There are 2 variables that involve the population health the number of injuries (INJURIES) and the number of deaths (DEATHS) In order to summarise the data and answer our question we have to load the dplyr package

library("dplyr", lib.loc="~/R/win-library/3.2")
## 
## Attaching package: 'dplyr'
## 
## The following object is masked from 'package:stats':
## 
##     filter
## 
## The following objects are masked from 'package:base':
## 
##     intersect, setdiff, setequal, union

Now will make a summary data by number of injuries grouped by event type and make a graph of the top five causes of injuries by natural catastrophes in the united states.

bad_health_injuries <- summarise(group_by(Storm.data, EVTYPE), Total_injuries=sum(INJURIES))
bad_health_injuries<-arrange (bad_health_injuries, desc(Total_injuries))
top_five_injuries <- bad_health_injuries[1:5,]
barplot(top_five_injuries$Total_injuries,names.arg=top_five_injuries$EVTYPE,cex.names=0.8, main="Number of injuries caused")

Now will make a summary data by number of deaths grouped by event type and make a graph of the top five causes of deaths by natural catastrophes in the united states.

bad_health_deaths <- summarise(group_by(Storm.data, EVTYPE), Total_deaths=sum(FATALITIES))
bad_health_deaths<-arrange (bad_health_deaths, desc(Total_deaths))
top_five_deaths <- bad_health_deaths[1:5,]
barplot(top_five_deaths$Total_deaths,names.arg=top_five_deaths$EVTYPE,cex.names=0.6, main="Number of Deaths caused")

which types of events have the greatest economic consequences?

In terms of economic losses the variables CROPDMG and PROPDMG acount for the estimated losses in dollars for crop damage and property damage respectibly.
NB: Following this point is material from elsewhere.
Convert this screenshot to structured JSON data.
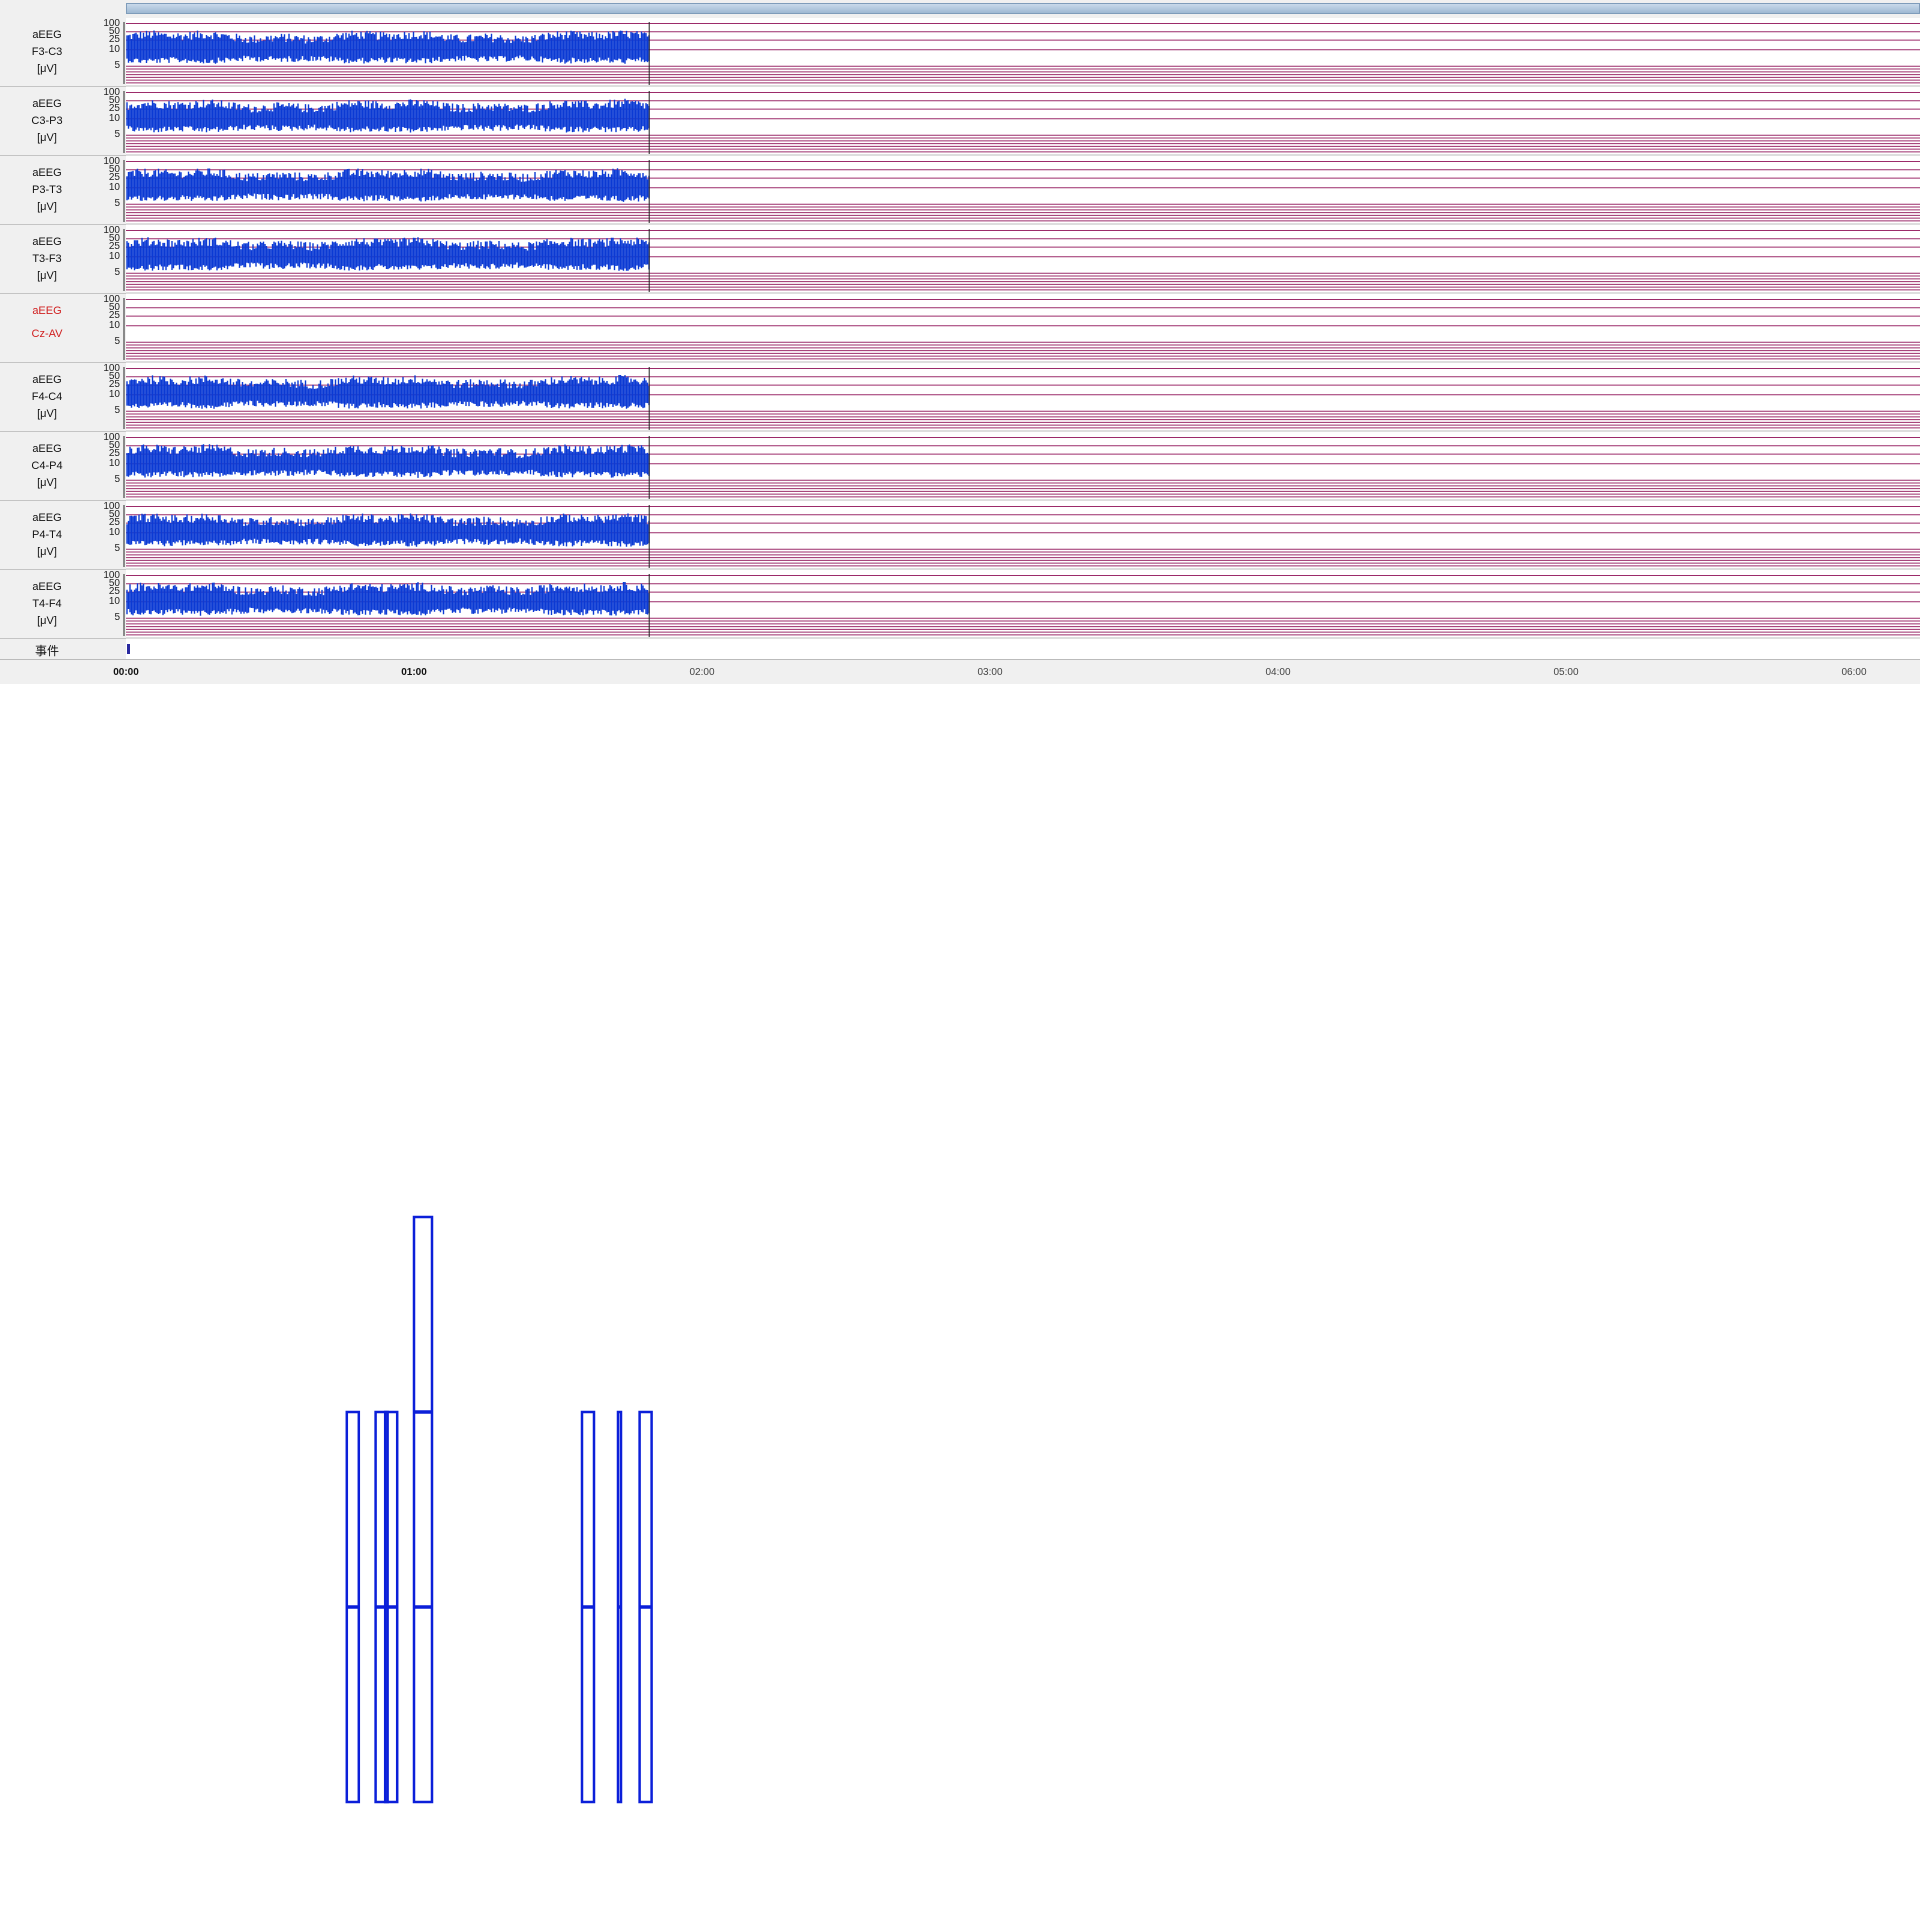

In our analysis economic losses are counted as the sum of properties and crop losses. We sum both losses and graph the top five natural disasters that cause more economic losses

Economic_loss <- summarise(group_by(Storm.data, EVTYPE), Total_loss=(sum(CROPDMG)+sum(PROPDMG)))
Economic_loss<-arrange (Economic_loss, desc(Total_loss))
top_five_loss <- Economic_loss[1:5,]
barplot(top_five_loss$Total_loss,names.arg=top_five_loss$EVTYPE,cex.names=0.8, main="Total economic loss")

Final thoughts

Tornados are the only natural catastrophe in the top five in all three categories. Furthermore, they are the top cause of injuries, deaths and economic loss in the US and they always at least double the second cause.